Bernheim Original Wheat Whiskey Review & Tasting Notes


What’s a wheat whiskey?  If your answer is Old Weller, Old Fitzgerald, Pappy Van Whatever, or a variety of other Bourbons, you’d be incorrect. True, those are wheated Bourbons (or wheaters), but they’re not wheat whiskeys.  You see, just as Bourbon must be at least 51% corn, wheat whiskey must be at least 51% wheat. Aside from that, most of the Bourbon rules apply to wheat whiskey.


Distilled wheat has little-to-no flavor. It is a rounding quality to it – it highlights the flavors of other things in the white dog or wood and softens the mouthfeel. This is one reason why wheaters have such an extensive fan base.


Wheat whiskeys from 100% wheat mash are often quite spicy because they take on the flavor of the wood without the white dog grains to get in the way. I’m not the biggest fan of 100% wheat whiskeys, despite enjoying rye-heavy whiskeys. How would you take away from that spicy quality, then? The answer is simple, you add other grains to the mash, making sure that at least 51% wheat. And that’s precisely what Heaven Hill does with Bernheim Original.

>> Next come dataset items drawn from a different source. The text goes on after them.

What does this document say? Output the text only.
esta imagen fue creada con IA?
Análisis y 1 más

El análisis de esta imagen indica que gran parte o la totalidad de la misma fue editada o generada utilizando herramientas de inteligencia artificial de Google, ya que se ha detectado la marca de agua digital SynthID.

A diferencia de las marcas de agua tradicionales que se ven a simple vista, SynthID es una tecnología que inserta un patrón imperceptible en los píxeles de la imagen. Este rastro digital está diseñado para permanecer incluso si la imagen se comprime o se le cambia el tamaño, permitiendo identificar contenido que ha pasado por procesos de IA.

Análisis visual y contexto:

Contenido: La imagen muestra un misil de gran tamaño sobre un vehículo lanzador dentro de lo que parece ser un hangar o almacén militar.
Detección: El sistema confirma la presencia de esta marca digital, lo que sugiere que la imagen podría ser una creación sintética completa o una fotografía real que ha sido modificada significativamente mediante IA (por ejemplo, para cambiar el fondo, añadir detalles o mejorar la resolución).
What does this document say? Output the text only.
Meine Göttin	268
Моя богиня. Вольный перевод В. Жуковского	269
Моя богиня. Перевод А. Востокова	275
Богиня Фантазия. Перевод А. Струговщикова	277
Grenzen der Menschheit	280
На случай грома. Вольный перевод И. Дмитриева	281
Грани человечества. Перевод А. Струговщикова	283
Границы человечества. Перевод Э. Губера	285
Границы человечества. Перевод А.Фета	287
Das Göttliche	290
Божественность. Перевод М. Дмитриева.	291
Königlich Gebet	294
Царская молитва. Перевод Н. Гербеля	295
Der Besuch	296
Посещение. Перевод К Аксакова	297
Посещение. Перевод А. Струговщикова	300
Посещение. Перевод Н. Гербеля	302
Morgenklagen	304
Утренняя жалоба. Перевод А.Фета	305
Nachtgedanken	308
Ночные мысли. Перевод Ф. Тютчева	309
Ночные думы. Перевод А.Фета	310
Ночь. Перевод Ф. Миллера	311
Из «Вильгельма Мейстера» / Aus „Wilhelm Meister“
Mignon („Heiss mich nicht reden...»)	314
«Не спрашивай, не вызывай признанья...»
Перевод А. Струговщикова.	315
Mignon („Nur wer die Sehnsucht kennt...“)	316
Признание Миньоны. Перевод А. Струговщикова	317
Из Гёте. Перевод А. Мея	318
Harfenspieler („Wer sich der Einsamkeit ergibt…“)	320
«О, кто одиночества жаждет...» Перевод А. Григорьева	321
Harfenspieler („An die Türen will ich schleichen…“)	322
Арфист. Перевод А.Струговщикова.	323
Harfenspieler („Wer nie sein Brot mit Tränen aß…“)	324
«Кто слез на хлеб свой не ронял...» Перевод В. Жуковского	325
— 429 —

“This Heaven Hill Distillery original is named for the famed Bernheim Distillery here in Louisville. 7-Year-Old Wheat Whiskey, Bernheim Original is the first new style of American Whiskey to be introduced since Prohibition. Aged for 7 years in our traditional open rickhouses, Bernheim’s mellow taste is refreshingly smooth when served straight or in cocktails.” – Heaven Hill Brands


Bernheim Original is a barely legal wheat whiskey. Barely legal refers to something hitting the bare minimum in the mashbill. In this case, that’s wheat, and it has only 51%. The remainder is 39% corn and 10% malted barley. That gives the potential for other flavors aside from wood to come through on the palate and finish. It is also a small-batch whiskey, which is a nifty marketing term that means nothing. That’s because small batch has no legal definition. As such, that could be one barrel, ten barrels, 100 barrels, or 1000 barrels. You’ll notice that nobody ever puts large batch on their labels.


In the case of Bernheim Original, small-batch means 100 barrels or fewer. It is aged at Heaven Hill’s Rickhouse Y in Bardstown and is bottled at 90°, and you can expect to pay around $30.00 for a 750ml bottle. I purchased mine a few years ago.


How’s Bernheim Original taste? I’ll have to #DrinkCurious to tell you.


Appearance: Poured neat in my Glencairn glass, Bernheim Original is a definitive orange amber. It presented a skinny rim that, for whatever reason, yielded painfully slow tears.


Nose:  The first aroma I picked out was sweetgrass. As I worked to get past it, butterscotch, honey, and vanilla came forward. When I took the air into my mouth, butterscotch stuck around.


Palate:  Bernheim Original featured a light, silky mouthfeel that led to coconut, toasted oak, and orange zest on the front of the palate. The middle was caramel and milk chocolate, along with sweet tobacco. On the back, I tasted more sweet tobacco, cinnamon, and nutmeg.


Finish:  This whiskey’s finish was short, and what remained behind were honey, vanilla, nutmeg, and charred oak.


Bottle, Bar, or Bust:  As I stated earlier, I’ve had my bottle of Bernheim for a few years, and as you can tell from the photo, it doesn’t hit my rotation often. Why? Because, for the most part, it is unremarkable. There’s nothing terrible about it. It is just that nothing stands out, either. And because of that, it is a good opportunity to introduce someone to the world of whiskey. It is soft, sweet, and unassuming. This is one you’ll want to try before you buy, and that’s why it takes a Bar rating. Cheers!


My Simple, Easy-to-Understand Rating System

  • Bottle = Buy It
  • Bar = Try It
  • Bust = Leave It


Whiskeyfellow encourages you to enjoy your whiskey as you see fit but begs you do so responsibly.